Mò shì lù Film singapouro-taïwano-français de Siew Hua Yeo (2024), avec Chien-Ho Wu, Lee Kang-sheng, Vera Chen, Mila Troncoso, Anicca Panna, Xenia Tan, Pete Teo, Maryanne Ng-Yew… 2h04. Sortie le 25 juin 2025.
Lee Kang-sheng
Voici un film qu’on regarde, mais aussi dont les protagonistes s’observent et se surveillent dans une sorte de ronde infernale dont personne ne sort vraiment indemne, surtout pas le spectateur pris au piège d’un procédé qui le prend à témoin de ce qu’il voit, comme s’il en était un élément à part entière. L’action se déroule à Singapour, un état asiatique qui a érigé la vidéo-surveillance en dogme absolu dans une dérive sans issue héritée du fameux Big Brother décrit par l’écrivain George Orwell dans “1984”. C’est dans ce cadre particulier qu’un couple dont la fille a disparu depuis un an décèle la présence d’un voyeur moins pervers qu’il ne pourrait y paraître de prime abord. Une réflexion intelligente sur le regard dans une société hantée par les caméras de surveillance qui fait dire à un flic que la police se contente désormais de visionner les scènes les plus anodines qui s’offrent à elle pour élucider les affaires les plus troubles. Comme une mise en abyme de l’obsolescence programmée de la vidéo… Une réflexion lourde de sens affirme au début que “ quand ils les emmènent au square, les parents ne surveillent vraiment que leurs propres enfants ”. Et il est vrai que le couple auquel s’attache ce film vit avec la culpabilité de ce moment d’égarement qui a abouti à la plus cruelle des douleurs : la disparition d’un enfant que toute absence de cadavre contribuera à parer d’un doute tant que son corps n’aura pas été retrouvé et identifié.
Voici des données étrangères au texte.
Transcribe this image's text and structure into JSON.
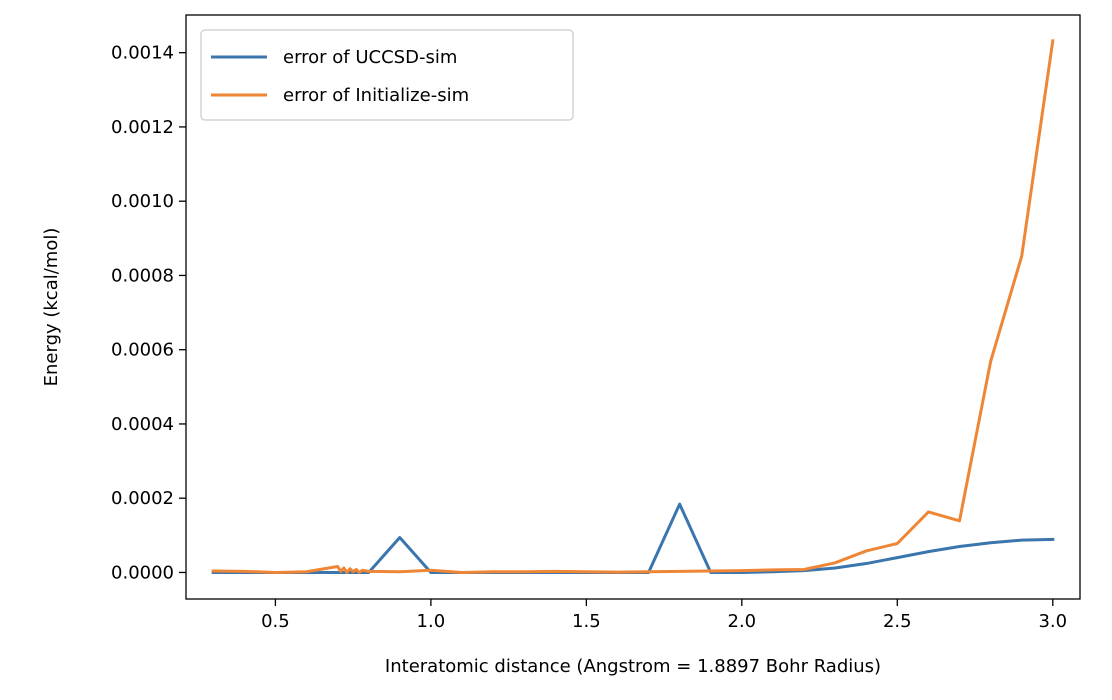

Dès lors, ce thriller psychologique tisse sa toile pour nous emprisonner dans une sorte de spirale implacable qui puise parmi des sentiments universels sans chercher en aucun cas à prendre des gants ou à nous ménager outre mesure.
Mila Troncoso
Sous le prétexte d’une disparition suspecte comme il en arrive quotidiennement partout sur la planète, Stranger Eyes propose une réflexion sur l’insoutenable légèreté de l’être d’où affleure le poids de la culpabilité. Avec ce comble que symbolise dans une société sous surveillance institutionnalisée la présence d’un voyeur, c’est-à-dire en quelque sorte un individu qui reprend à son compte la doctrine étatique supposée anticiper la délinquance et les moindres incivilités pour mieux les éradiquer, selon ce bon vieux principe totalitaire dont Minority Report, le projet de Kubrick mené à bien par Spielberg, dénonçait les excès. Stranger Eyes adopte d’ailleurs dans son dernier tiers une posture audacieuse qui consiste à dissiper le mystère pour se demander à quel point la fin justifie les moyens. Dès lors, le film en cache un autre en confrontant à distance deux personnages dont les existences sont liées. Lauréat du Léopard d’or à Locarno dès son deuxième long métrage, Les étendues imaginaires (2018), le quadragénaire Siew Hua Yeo tire de cet argument une parabole déchirante sur les liens du sang et cette mince frontière séparant parfois la vie d’un destin qui représente l’aboutissement de dix ans de réflexion. Avec cette méditation sous-jacente sur ce qui relève de l’acquis et ce qu’on doit à l’inné, mais aussi ce paradoxe selon lequel, même dans une société sous haute surveillance, les individus ressentent le besoin de se donner en pâture sur les réseaux sociaux, quitte à renforcer leur dépendance viscérale aux images et à s’exposer à tous les dangers dans un sursaut de narcissisme paradoxal. Un propos actuel qui atteint son paroxysme quand l’un des personnages se met à scruter son propre appartement avec une paire de jumelles et y distingue une intruse qui pourrait bien être… elle-même. Là, le voyeurisme touche à la folie et entraîne le film dans une dimension antonionienne où tout deviendra possible. À commencer par le pire.